The ideal candidate will have a strong background in computer science, engineering, or a related field, as well as experience with observability tools, incident response, and leadership. They will also have excellent communication and collaboration skills, with the ability to work effectively with cross-functional teams.
What You Will Do
- Lead the Site Reliability Operations team, including the Network Operations Center (NOC), to ensure observability, real-time monitoring, and operational excellence for key enterprise services
- Partner with Product Management, Engineering, and other teams to embed CI/CD and release best practices into operations
- Oversee service reliability monitoring and incident management, ensuring appropriate observability, well-tuned alerting thresholds, escalation paths, and effective communications to stakeholders and leadership during incidents
- Drive root cause analysis of recurring or high-severity incidents, standardize post-incident reviews, and ensure corrective actions and follow-ups are implemented and verified
- Define, track, and report operational and reliability metrics, providing regular insights and recommendations to Technology Operations leadership
- Champion automation and "operations as code" (infrastructure as code, configuration as code, automated runbooks), working with engineering teams to reduce manual toil and improve consistency, speed, and safety of operations and releases
- Recruit, develop, coach, and evaluate team members, providing performance feedback, making salary and promotion recommendations, and fostering a high-performing, collaborative culture
- Provide leadership coverage for 7x24 mission-critical support through the NOC and on-call rotations, ensuring sustainable on-call practices, high-quality runbooks, and continuous improvement of tooling and processes
What We Are Looking For
- Bachelor's degree in computer science, Information Systems, Engineering, or a related field
- Minimum 5 years of experience in a related field, with at least 2 years of experience in a leadership role
- Strong technical background, with experience with observability tools, incident response, and automation
- Excellent leadership and collaboration skills, with the ability to work effectively with cross-functional teams
- Strong communication and problem-solving skills, with the ability to analyze complex problems and develop creative solutions
- Experience with CI/CD and release best practices, as well as experience with automation and "operations as code"
- Strong understanding of IT service management principles and practices, including ITIL
Nice to Have
- Experience with cloud-based services, such as AWS or Azure
- Experience with containerization, such as Docker
- Experience with automation tools, such as Ansible or Puppet
- Certification in ITIL or a related field
Benefits and Perks
- Competitive salary and benefits package
- Opportunity to work with a leading insurance company
- Collaborative and dynamic work environment
- Professional development and growth opportunities
- Flexible working hours and remote work options
- Access to cutting-edge technology and tools
- Recognition and rewards for outstanding performance
How to Stand Out
- Make sure to highlight your experience with observability tools and incident response in your resume and cover letter.
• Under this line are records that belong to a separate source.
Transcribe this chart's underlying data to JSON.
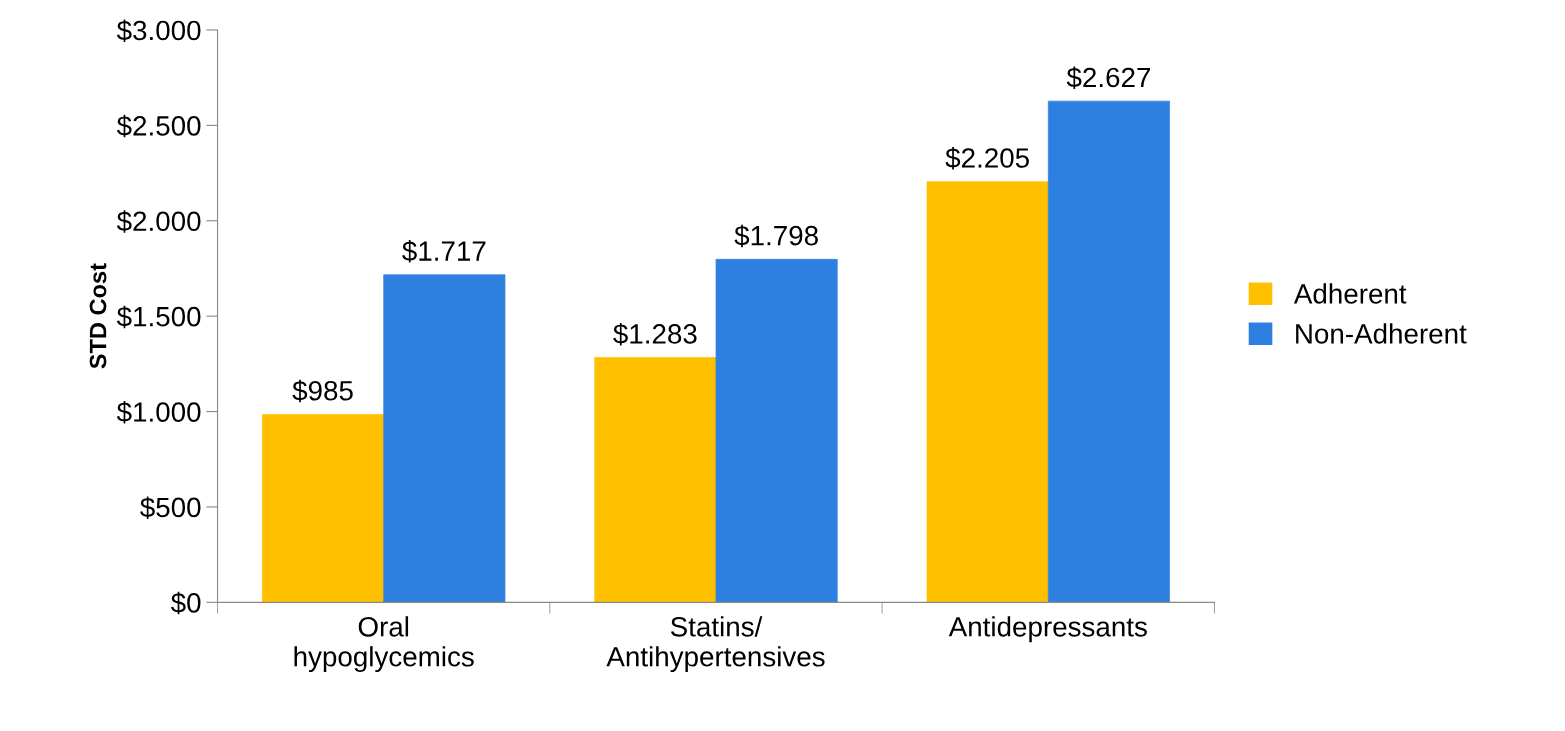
{
  "chart_data": {
    "type": "bar",
    "ylabel": "STD Cost",
    "categories": [
      "Oral\nhypoglycemics",
      "Statins/\nAntihypertensives",
      "Antidepressants"
    ],
    "series": [
      {
        "name": "Adherent",
        "color": "#ffc000",
        "values": [
          985,
          1283,
          2205
        ],
        "value_labels": [
          "$985",
          "$1.283",
          "$2.205"
        ]
      },
      {
        "name": "Non-Adherent",
        "color": "#2e80e0",
        "values": [
          1717,
          1798,
          2627
        ],
        "value_labels": [
          "$1.717",
          "$1.798",
          "$2.627"
        ]
      }
    ],
    "ylim": [
      0,
      3000
    ],
    "yticks": [
      {
        "value": 0,
        "label": "$0"
      },
      {
        "value": 500,
        "label": "$500"
      },
      {
        "value": 1000,
        "label": "$1.000"
      },
      {
        "value": 1500,
        "label": "$1.500"
      },
      {
        "value": 2000,
        "label": "$2.000"
      },
      {
        "value": 2500,
        "label": "$2.500"
      },
      {
        "value": 3000,
        "label": "$3.000"
      }
    ],
    "grid": false,
    "legend": "right"
  }
}
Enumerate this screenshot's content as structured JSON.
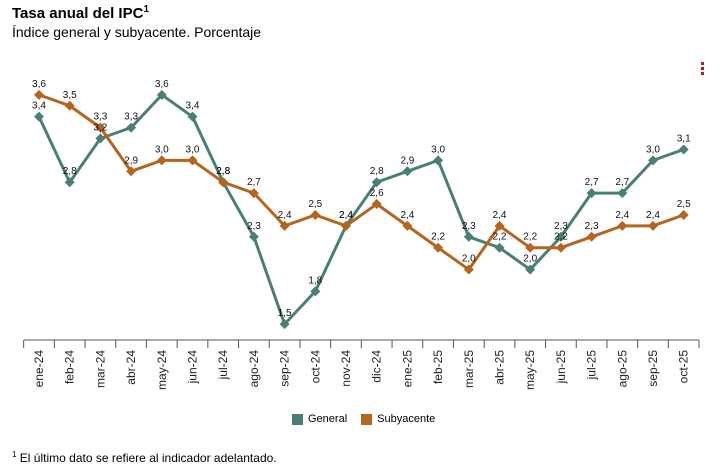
{
  "header": {
    "title": "Tasa anual del IPC",
    "title_sup": "1",
    "subtitle": "Índice general y subyacente. Porcentaje"
  },
  "menu_icon": "kebab-menu-icon",
  "footnote": {
    "sup": "1",
    "text": "El último dato se refiere al indicador adelantado."
  },
  "colors": {
    "general": "#4a7f76",
    "subyacente": "#b5651d",
    "axis": "#555555"
  },
  "chart_data": {
    "type": "line",
    "title": "Tasa anual del IPC",
    "subtitle": "Índice general y subyacente. Porcentaje",
    "xlabel": "",
    "ylabel": "",
    "ylim": [
      1.3,
      3.8
    ],
    "grid": false,
    "legend": "bottom-center",
    "categories": [
      "ene-24",
      "feb-24",
      "mar-24",
      "abr-24",
      "may-24",
      "jun-24",
      "jul-24",
      "ago-24",
      "sep-24",
      "oct-24",
      "nov-24",
      "dic-24",
      "ene-25",
      "feb-25",
      "mar-25",
      "abr-25",
      "may-25",
      "jun-25",
      "jul-25",
      "ago-25",
      "sep-25",
      "oct-25"
    ],
    "series": [
      {
        "name": "General",
        "values": [
          3.4,
          2.8,
          3.2,
          3.3,
          3.6,
          3.4,
          2.8,
          2.3,
          1.5,
          1.8,
          2.4,
          2.8,
          2.9,
          3.0,
          2.3,
          2.2,
          2.0,
          2.3,
          2.7,
          2.7,
          3.0,
          3.1
        ],
        "labels": [
          "3,4",
          "2,8",
          "3,2",
          "3,3",
          "3,6",
          "3,4",
          "2,8",
          "2,3",
          "1,5",
          "1,8",
          "2,4",
          "2,8",
          "2,9",
          "3,0",
          "2,3",
          "2,2",
          "2,0",
          "2,3",
          "2,7",
          "2,7",
          "3,0",
          "3,1"
        ]
      },
      {
        "name": "Subyacente",
        "values": [
          3.6,
          3.5,
          3.3,
          2.9,
          3.0,
          3.0,
          2.8,
          2.7,
          2.4,
          2.5,
          2.4,
          2.6,
          2.4,
          2.2,
          2.0,
          2.4,
          2.2,
          2.2,
          2.3,
          2.4,
          2.4,
          2.5
        ],
        "labels": [
          "3,6",
          "3,5",
          "3,3",
          "2,9",
          "3,0",
          "3,0",
          "2,8",
          "2,7",
          "2,4",
          "2,5",
          "2,4",
          "2,6",
          "2,4",
          "2,2",
          "2,0",
          "2,4",
          "2,2",
          "2,2",
          "2,3",
          "2,4",
          "2,4",
          "2,5"
        ]
      }
    ]
  }
}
- Be prepared to provide specific examples of times when you had to analyze complex problems and develop creative solutions.
- Show your passion for automation and "operations as code" and explain how you have implemented these principles in your previous roles.
- Emphasize your ability to collaborate with cross-functional teams and communicate effectively with stakeholders.
- Be ready to discuss your experience with CI/CD and release best practices, as well as your understanding of IT service management principles and practices.
- Research the company culture and values and be prepared to explain why you are a good fit for the organization.
This is a remote position listed on WFA Digital, the platform for professionals who work from anywhere. Browse more remote jobs across all categories.